I have been debating literally for months of how to write this post, what to say, or even if I should bother posting it at all, but given the fact that we were at a wedding this weekend, I figured it would be good timing - it is, after all, something that I made.
Way back in July, I made a little yellow dress as a practice run for a wedding dress. The bride decided that she wanted a few changes - the biggest of which was the neckline. She decided that she didn't like the elastic-gathered neckline for the wedding dress and instead wanted it to fall flat, but without changing the rest of the dress much. I figured this would work with a few pleats, but was really unsure given that I hadn't had (and still don't have) much experience making grown-up clothing. I figured we could give it a shot - and I did.
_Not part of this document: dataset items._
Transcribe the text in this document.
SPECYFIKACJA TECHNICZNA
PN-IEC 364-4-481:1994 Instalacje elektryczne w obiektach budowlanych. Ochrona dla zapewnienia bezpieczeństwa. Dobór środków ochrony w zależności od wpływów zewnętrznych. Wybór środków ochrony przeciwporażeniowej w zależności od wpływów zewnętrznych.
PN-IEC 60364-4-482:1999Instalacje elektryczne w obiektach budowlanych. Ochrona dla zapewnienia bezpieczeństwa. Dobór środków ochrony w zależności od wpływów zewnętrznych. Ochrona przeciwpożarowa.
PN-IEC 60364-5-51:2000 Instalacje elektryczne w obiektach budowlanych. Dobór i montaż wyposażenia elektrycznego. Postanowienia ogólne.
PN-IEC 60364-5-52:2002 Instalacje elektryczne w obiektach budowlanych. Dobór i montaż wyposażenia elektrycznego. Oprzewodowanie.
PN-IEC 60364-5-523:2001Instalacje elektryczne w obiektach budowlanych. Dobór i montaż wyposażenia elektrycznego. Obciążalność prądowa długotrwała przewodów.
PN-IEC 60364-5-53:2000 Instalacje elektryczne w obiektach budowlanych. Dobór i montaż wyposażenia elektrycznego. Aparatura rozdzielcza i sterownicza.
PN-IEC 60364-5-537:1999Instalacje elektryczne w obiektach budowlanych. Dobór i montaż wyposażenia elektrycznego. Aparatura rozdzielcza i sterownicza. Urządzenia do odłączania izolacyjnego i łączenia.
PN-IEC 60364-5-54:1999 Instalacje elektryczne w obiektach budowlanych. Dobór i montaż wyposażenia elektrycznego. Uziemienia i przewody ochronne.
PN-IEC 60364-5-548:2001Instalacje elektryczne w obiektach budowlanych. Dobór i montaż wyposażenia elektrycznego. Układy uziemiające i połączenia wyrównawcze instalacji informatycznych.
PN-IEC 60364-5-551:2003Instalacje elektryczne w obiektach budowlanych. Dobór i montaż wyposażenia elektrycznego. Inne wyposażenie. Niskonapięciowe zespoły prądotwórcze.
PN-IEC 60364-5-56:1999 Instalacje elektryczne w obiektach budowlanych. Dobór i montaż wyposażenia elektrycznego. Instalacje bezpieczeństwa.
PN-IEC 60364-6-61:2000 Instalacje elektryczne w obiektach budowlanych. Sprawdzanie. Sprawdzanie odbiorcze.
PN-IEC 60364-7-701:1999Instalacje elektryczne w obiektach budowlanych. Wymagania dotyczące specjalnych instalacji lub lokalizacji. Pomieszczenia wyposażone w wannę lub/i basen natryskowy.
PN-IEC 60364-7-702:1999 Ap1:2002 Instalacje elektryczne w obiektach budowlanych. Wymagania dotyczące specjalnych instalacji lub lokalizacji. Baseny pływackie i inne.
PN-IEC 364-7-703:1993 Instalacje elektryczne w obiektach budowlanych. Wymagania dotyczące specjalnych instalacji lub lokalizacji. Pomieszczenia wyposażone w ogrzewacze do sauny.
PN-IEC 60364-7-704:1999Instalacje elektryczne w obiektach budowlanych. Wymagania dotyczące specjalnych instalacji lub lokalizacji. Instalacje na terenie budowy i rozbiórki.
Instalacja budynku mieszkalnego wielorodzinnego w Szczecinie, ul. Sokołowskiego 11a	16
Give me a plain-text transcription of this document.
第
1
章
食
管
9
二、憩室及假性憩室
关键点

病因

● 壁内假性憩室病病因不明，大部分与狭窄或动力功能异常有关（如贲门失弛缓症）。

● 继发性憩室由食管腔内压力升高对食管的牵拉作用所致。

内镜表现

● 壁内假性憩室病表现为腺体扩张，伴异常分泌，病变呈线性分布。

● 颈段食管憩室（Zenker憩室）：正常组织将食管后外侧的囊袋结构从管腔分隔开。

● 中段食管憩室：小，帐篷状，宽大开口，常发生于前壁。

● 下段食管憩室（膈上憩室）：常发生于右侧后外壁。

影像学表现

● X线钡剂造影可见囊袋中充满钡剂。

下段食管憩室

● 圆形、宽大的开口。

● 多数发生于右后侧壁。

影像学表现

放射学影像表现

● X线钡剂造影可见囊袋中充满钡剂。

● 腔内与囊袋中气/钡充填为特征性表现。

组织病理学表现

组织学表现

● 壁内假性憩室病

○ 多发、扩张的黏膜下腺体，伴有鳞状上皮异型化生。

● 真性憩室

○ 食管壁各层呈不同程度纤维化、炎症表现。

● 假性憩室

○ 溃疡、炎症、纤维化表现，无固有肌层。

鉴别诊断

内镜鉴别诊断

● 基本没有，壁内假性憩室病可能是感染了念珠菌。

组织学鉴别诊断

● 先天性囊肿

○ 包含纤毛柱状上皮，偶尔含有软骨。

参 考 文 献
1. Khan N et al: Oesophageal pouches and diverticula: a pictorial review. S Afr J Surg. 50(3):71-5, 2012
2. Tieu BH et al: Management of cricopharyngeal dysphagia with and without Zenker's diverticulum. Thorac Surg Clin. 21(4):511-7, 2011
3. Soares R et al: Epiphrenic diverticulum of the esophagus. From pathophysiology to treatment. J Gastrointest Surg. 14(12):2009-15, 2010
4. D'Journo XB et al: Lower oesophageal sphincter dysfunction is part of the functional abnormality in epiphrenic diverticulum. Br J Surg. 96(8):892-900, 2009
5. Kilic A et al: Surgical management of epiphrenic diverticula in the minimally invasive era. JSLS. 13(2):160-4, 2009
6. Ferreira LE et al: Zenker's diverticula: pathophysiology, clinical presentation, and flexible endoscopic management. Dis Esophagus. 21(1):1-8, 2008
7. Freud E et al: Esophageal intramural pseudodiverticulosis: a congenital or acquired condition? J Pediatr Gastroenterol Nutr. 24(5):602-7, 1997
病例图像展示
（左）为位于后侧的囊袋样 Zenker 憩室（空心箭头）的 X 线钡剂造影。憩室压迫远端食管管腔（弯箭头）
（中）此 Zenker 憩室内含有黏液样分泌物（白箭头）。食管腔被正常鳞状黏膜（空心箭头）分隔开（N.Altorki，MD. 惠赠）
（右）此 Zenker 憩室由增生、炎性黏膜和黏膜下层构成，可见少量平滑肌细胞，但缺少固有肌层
The bride picked two fabrics - a lace to go over a satin. Before even getting the dress layers together, it was clear that the neckline would have to be taken in heaps.
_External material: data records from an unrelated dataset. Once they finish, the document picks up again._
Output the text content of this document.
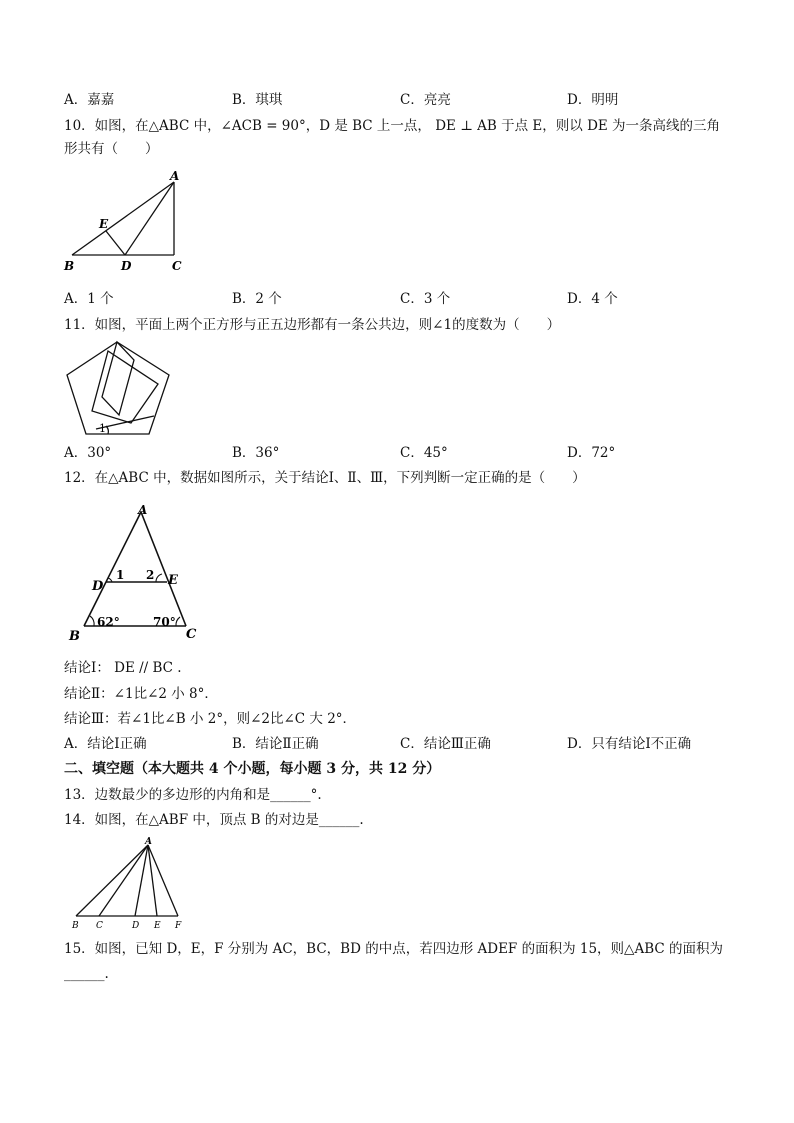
A．嘉嘉	B．琪琪	C．亮亮	D．明明
10．如图，在△ABC 中，∠ACB = 90°，D 是 BC 上一点， DE ⊥ AB 于点 E，则以 DE 为一条高线的三角
形共有（　　）
A
E
B	D	C
A．1 个	B．2 个	C．3 个	D．4 个
11．如图，平面上两个正方形与正五边形都有一条公共边，则∠1的度数为（　　）
1
A．30°	B．36°	C．45°	D．72°
12．在△ABC 中，数据如图所示，关于结论Ⅰ、Ⅱ、Ⅲ，下列判断一定正确的是（　　）
A
D	E
1 2
B	C
62°	70°
结论Ⅰ： DE // BC .
结论Ⅱ：∠1比∠2 小 8°．
结论Ⅲ：若∠1比∠B 小 2°，则∠2比∠C 大 2°．
A．结论Ⅰ正确	B．结论Ⅱ正确	C．结论Ⅲ正确	D．只有结论Ⅰ不正确
二、填空题（本大题共 4 个小题，每小题 3 分，共 12 分）
13．边数最少的多边形的内角和是______°.
14．如图，在△ABF 中，顶点 B 的对边是______.
A
B C	D E F
15．如图，已知 D，E，F 分别为 AC，BC，BD 的中点，若四边形 ADEF 的面积为 15，则△ABC 的面积为
______.
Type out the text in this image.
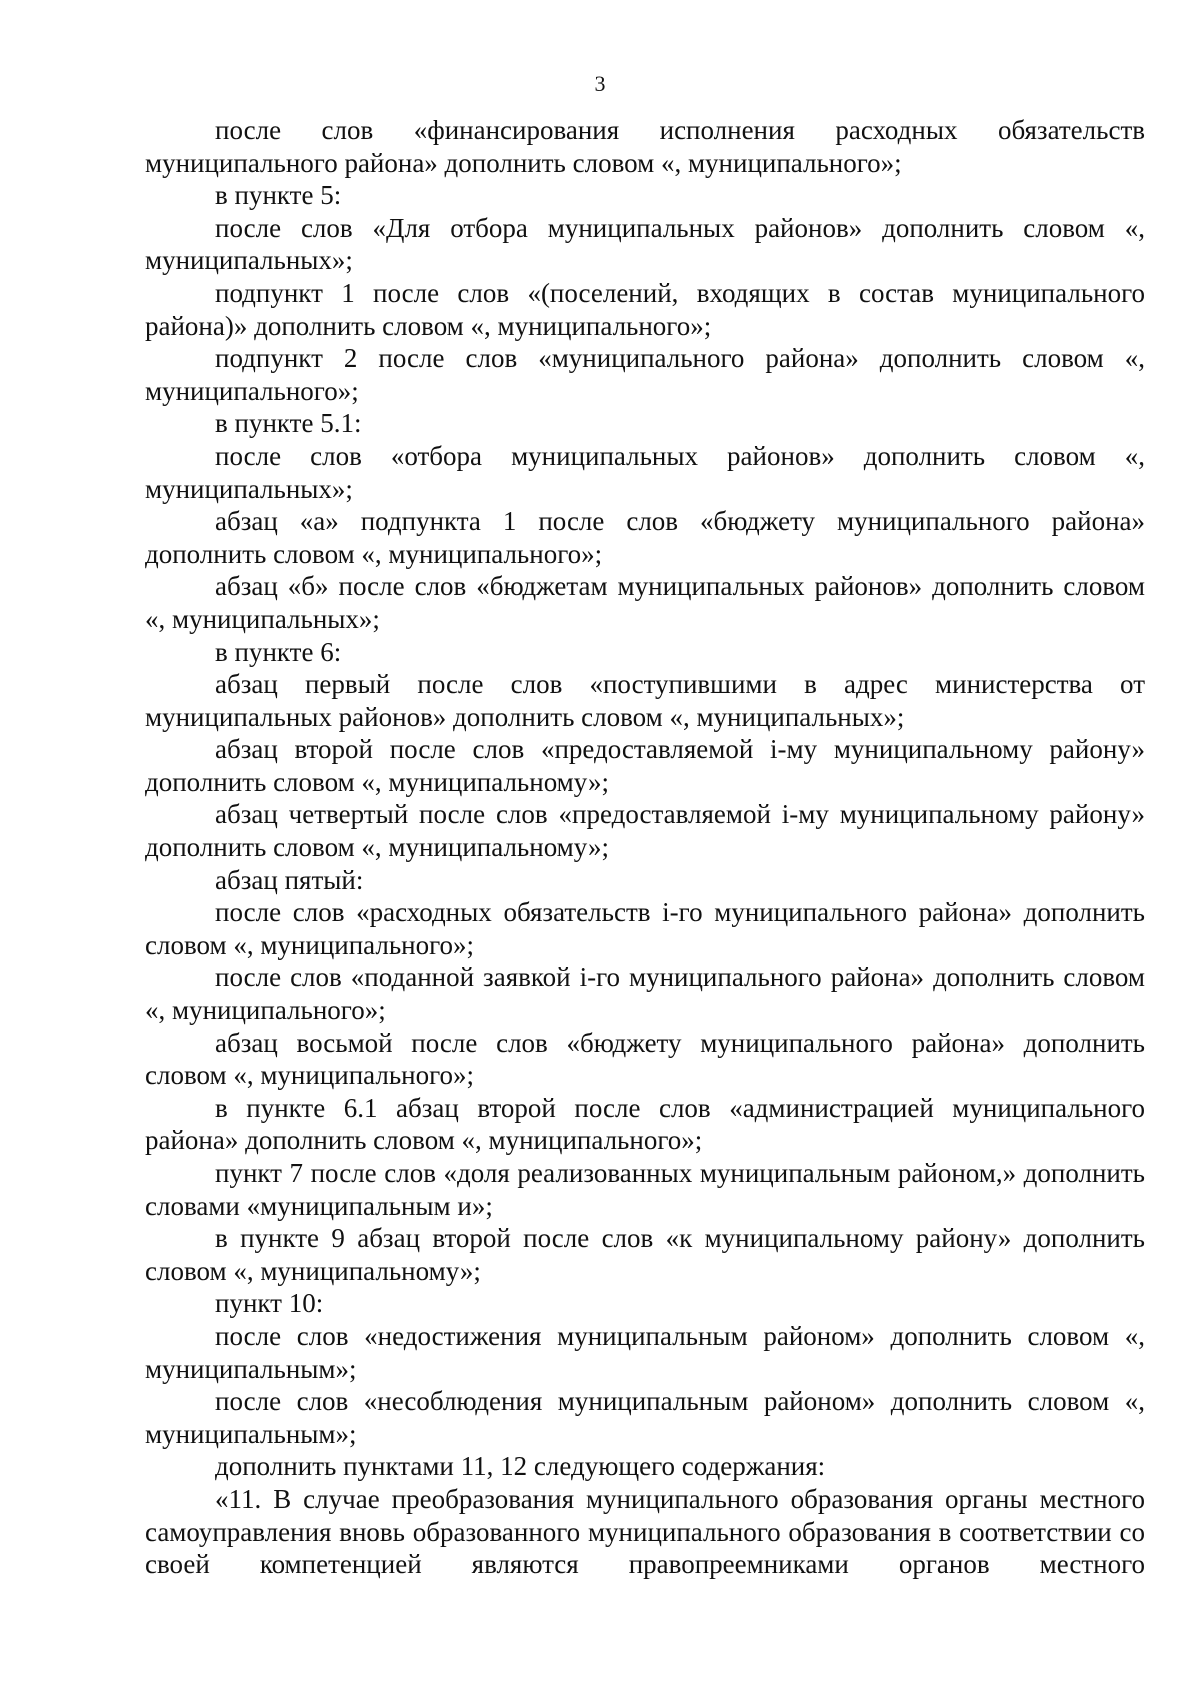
3

после слов «финансирования исполнения расходных обязательств муниципального района» дополнить словом «, муниципального»;

в пункте 5:

после слов «Для отбора муниципальных районов» дополнить словом «, муниципальных»;

подпункт 1 после слов «(поселений, входящих в состав муниципального района)» дополнить словом «, муниципального»;

подпункт 2 после слов «муниципального района» дополнить словом «, муниципального»;

в пункте 5.1:

после слов «отбора муниципальных районов» дополнить словом «, муниципальных»;

абзац «а» подпункта 1 после слов «бюджету муниципального района» дополнить словом «, муниципального»;

абзац «б» после слов «бюджетам муниципальных районов» дополнить словом «, муниципальных»;

в пункте 6:

абзац первый после слов «поступившими в адрес министерства от муниципальных районов» дополнить словом «, муниципальных»;

абзац второй после слов «предоставляемой i-му муниципальному району» дополнить словом «, муниципальному»;

абзац четвертый после слов «предоставляемой i-му муниципальному району» дополнить словом «, муниципальному»;

абзац пятый:

после слов «расходных обязательств i-го муниципального района» дополнить словом «, муниципального»;

после слов «поданной заявкой i-го муниципального района» дополнить словом «, муниципального»;

абзац восьмой после слов «бюджету муниципального района» дополнить словом «, муниципального»;

в пункте 6.1 абзац второй после слов «администрацией муниципального района» дополнить словом «, муниципального»;

пункт 7 после слов «доля реализованных муниципальным районом,» дополнить словами «муниципальным и»;

в пункте 9 абзац второй после слов «к муниципальному району» дополнить словом «, муниципальному»;

пункт 10:

после слов «недостижения муниципальным районом» дополнить словом «, муниципальным»;

после слов «несоблюдения муниципальным районом» дополнить словом «, муниципальным»;

дополнить пунктами 11, 12 следующего содержания:

«11. В случае преобразования муниципального образования органы местного самоуправления вновь образованного муниципального образования в соответствии со своей компетенцией являются правопреемниками органов местного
This was even more obvious once I got the layers put together.
The bride came for a fitting and we pinched the middle front together. It seemed it would work, so I went ahead and sewed on the satin bias neckline. It looked so pretty.
At the same fitting, we realized that since the sleeves were done in the lace fabric only (no lining), it would look better if there was a stitch holding the lining to the bodice of the dress.
We also decided on the placement for the pockets, which were lined in satin and the topped with the satin bias, just like the neckline.
The bride came again for another fitting and was still not super pleased with the neckline, so I took out the satin bias, added two more pleats and then put the bias back on. To hold them down a bit closer to her body, I sewed the pleats down in the inside of the dress.
I sent the dress off to the bride and looked forward to getting some photos of the wedding emailed to me way back when we were in the States in August. Instead I got an email explaining that while she really liked the dress and loved the details, as well as the work we did on the dress, she still didn't love the neckline and had someone else make her dress.
At first I felt so rejected! To be fair, she was extremely nice throughout the entire process and even in the email, but still, my dress was not the winner. I had put in so many hours not only cutting and sewing (which I was compensated for), but also in planning and thinking about the dress. After a while, I decided to look at it as really good practice for my sewing. I learned quite a bit and also gained a lot of confidence in doing the dress, so it wasn't a complete waste. Also, it was a good reminder that we don't always win!
On to happier news - my brother-in-law's wedding was absolutely lovely. As I mentioned, I wore a kimono. After getting my hair done, I went to the dressing studio where a little old lady dressed me in my husband's grandmother's old kimono. The lady was extremely efficient, but man oh man, did she pull that thing tight. It was early in the morning and while I was getting my chest squeezed like I'd never felt before, I kept yawning. Part of me wondered whether I was yawning because I was tired or because I was totally lacking oxygen. I still don't know. By the end of the day, it all loosened up enough that I could actually take a breath. It was such fun to wear, but it was also really nice to take it off.
The wedding was in a Christian chapel (although neither of them are Christian, this is just kind of what you do) and the bride wore a beautiful wedding dress.
While we were enjoying the reception, the bride and groom left to go change into new outfits - this is also very normal for a Japanese wedding. She came out wearing a hot pink dress that I thought really suited her.
During the reception, the newlyweds took off again for a final change of clothes - this time into traditional hakama and kimono. They looked amazing!
The bride wore a jacket-type of thing over her kimono that was so super beautiful.
K did an awesome job of being the ring bearer. He ended up walking down the aisle holding his uncle's hand with one hand and the rings and a train in the other. Then gave the rings to the pastor and came running to me. He looked really nervous the entire time, but he did it. At the reception, they asked K and the flower girl to roll out the wedding cake to the bride and groom. We told K that everyone would be looking at him, so he had to smile the whole time. He totally cheesed his way down the recption hall pushing a cake on a trolley. It was hilarious!